1.1.9.6 protocols.advice -- Metaclasses and other ``Magic''

1.1.9.6 `protocols.advice` -- Metaclasses and other ``Magic''

This module provides a variety of utility functions and classes used by the protocols package. None of them are really specific to the protocols package, and so may be useful to other libraries or applications.

addClassAdvisor( callback [, depth=2])

Set up callback to be called with the containing class, once it is created. This function is designed to be called by an ``advising'' function (such as protocols.advise()) executed in the body of a class suite. The ``advising'' function supplies a callback that it wishes to have executed when the containing class is created. The callback will be given one argument: the newly created containing class. The return value of the callback will be used in place of the class, so the callback should return the input if it does not wish to replace the class.

The optional depth argument determines the number of frames between this function and the targeted class suite. depth defaults to 2, since this skips this function's frame and one calling function frame.
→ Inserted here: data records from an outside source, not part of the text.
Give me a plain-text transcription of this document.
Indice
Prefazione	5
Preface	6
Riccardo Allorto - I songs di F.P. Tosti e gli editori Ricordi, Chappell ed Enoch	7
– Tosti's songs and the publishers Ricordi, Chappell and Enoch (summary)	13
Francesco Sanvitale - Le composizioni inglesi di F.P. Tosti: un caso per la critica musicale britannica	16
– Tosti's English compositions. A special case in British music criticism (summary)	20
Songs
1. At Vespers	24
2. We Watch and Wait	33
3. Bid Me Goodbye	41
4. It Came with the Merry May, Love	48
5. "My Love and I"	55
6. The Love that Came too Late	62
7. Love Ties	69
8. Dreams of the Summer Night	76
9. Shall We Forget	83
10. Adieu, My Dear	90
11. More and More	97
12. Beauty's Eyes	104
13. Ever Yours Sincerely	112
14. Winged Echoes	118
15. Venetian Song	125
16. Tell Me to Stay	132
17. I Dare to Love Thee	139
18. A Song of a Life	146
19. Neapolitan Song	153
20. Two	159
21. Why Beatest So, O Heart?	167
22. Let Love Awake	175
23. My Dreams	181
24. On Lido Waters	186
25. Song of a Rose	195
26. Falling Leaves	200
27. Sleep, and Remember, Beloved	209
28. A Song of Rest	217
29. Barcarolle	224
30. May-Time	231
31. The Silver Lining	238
If you use this function from a function called directly in the class suite, the default will be correct, otherwise you will need to determine the correct depth yourself.

This function works by installing a special class factory function in place of the __metaclass__ of the containing class. Therefore, only callbacks after the last __metaclass__ assignment in the containing class will be executed. Be sure that classes using ``advising'' functions declare any __metaclass__ first, to ensure all callbacks are run.
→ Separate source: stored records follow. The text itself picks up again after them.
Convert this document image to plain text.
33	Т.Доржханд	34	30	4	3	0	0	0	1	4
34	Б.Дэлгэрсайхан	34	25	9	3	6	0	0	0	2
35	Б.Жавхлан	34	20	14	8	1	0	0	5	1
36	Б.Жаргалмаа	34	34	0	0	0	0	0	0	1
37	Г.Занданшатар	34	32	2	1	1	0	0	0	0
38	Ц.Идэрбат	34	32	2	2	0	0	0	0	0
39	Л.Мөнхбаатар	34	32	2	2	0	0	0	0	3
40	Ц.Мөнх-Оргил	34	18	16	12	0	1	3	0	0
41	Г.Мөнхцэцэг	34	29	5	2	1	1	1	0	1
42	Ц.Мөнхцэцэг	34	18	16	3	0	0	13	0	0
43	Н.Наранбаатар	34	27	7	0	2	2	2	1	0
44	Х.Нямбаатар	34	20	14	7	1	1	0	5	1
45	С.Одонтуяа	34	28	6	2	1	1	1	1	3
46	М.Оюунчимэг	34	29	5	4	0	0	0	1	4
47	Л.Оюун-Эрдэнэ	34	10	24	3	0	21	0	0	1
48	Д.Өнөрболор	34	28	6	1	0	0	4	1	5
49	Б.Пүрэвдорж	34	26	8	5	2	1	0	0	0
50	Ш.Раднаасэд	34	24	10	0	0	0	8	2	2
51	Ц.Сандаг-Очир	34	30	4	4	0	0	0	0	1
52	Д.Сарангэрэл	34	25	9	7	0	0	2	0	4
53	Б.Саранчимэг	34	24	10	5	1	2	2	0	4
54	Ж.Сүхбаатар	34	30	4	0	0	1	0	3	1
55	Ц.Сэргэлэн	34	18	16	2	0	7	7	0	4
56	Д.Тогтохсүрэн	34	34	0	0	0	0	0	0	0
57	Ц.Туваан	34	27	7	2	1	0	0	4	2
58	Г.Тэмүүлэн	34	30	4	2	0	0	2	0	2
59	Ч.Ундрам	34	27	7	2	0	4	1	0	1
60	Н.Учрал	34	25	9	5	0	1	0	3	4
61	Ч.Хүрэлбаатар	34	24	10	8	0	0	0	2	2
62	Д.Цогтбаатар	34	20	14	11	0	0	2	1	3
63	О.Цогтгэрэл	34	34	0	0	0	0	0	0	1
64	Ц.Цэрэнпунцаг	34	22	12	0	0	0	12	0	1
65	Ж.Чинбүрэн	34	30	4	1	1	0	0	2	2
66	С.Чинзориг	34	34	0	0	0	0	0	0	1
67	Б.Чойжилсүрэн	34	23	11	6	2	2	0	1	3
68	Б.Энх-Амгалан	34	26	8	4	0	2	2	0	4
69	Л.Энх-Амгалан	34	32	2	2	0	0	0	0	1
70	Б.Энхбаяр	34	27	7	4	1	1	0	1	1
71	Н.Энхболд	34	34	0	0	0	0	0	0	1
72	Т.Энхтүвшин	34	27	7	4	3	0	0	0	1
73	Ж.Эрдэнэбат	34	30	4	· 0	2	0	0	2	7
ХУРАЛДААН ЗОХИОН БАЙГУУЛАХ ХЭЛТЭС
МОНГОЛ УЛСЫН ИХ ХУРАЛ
isClassAdvisor( ob): Returns truth if ob is a class advisor function. This is used to determine if a __metaclass__ value is a ``magic'' metaclass installed by addClassAdvisor(). If so, then ob will have a previousMetaclass attribute pointing to the previous metaclass, if any, and a callback attribute containing the callback that was given to addClassAdvisor().

getFrameInfo( frame): Return a (kind,module,locals,globals) tuple for the supplied frame object. The returned kind is a string: either ``exec'', ``module'', ``class'', ``function call'', or ``unknown''. module is the module object the frame is/was executed in, or None if the frame's globals could not be correlated with a module in sys.modules. locals and globals are the frame's local and global dictionaries, respectively. Note that they can be the same dictionary, and that modifications to locals may not have any effect on the execution of the frame.
This function is used by functions like addClassAdvisor() and advise() to verify where they're being called from, and to work their respective magics.

getMRO( ob [, extendedClassic=False]): Return an iterable over the ``method resolution order'' of ob. If ob is a ``new-style'' class or type, this returns its __mro__ attribute. If ob is a ``classic'' class, this returns classicMRO(ob,extendedClassic). If ob is not a class or type of any kind, a one-element sequence containing just ob is returned.

classicMRO( ob [, extendedClassic=False]): Return an iterator over the ``method resolution order'' of classic class ob, following the ``classic'' method resolution algorithm of recursively traversing __bases__ from left to right. (Note that this may return the same class more than once, for some inheritance graphs.) If varextendedClassic is a true value, InstanceType and object are added at the end of the iteration. This is used by Protocol objects to allow generic adapters for InstanceType and object to be used with ``classic'' class instances.

determineMetaclass( bases [, explicit_mc=None]): Determine the metaclass that would be used by Python, given a non-empty sequence of base classes, and an optional explicitly supplied __metaclass__. Returns ClassType if all bases are ``classic'' and there is no explicit_mc. Raises TypeError if the bases' metaclasses are incompatible, just like Python would.

minimalBases( classes): Return the shortest ordered subset of the input sequence classes that still contains the ``most specific'' classes. That is, the result sequence contains only classes that are not subclasses of each other. This function is used by determineMetaclass() to narrow down its list of candidate metaclasses, but is also useful for dynamically generating metaclasses.

mkRef( ob [, callable]): If ob is weak-referenceable, returns weakref.ref(ob,callable). Otherwise, returns a StrongRef(ob), emulating the interface of weakref.ref(). This is used by code that wants to use weak references, but may be given objects that are not weak-referenceable. Note that callable, if supplied, will not be called if ob is not weak-referenceable.

class StrongRef( ob): An object that emulates the interface of weakref.ref(). When called, an instance of StrongRef will return the ob it was created for. Also, it will hash the same as ob and compare equal to it. Thus, it can be used as a dictionary key, as long as the underlying object can. Of course, since it is not really a weak reference, it does not contribute to the garbage collection of the underlying object, and may in fact hinder it, since it holds a live reference to the object.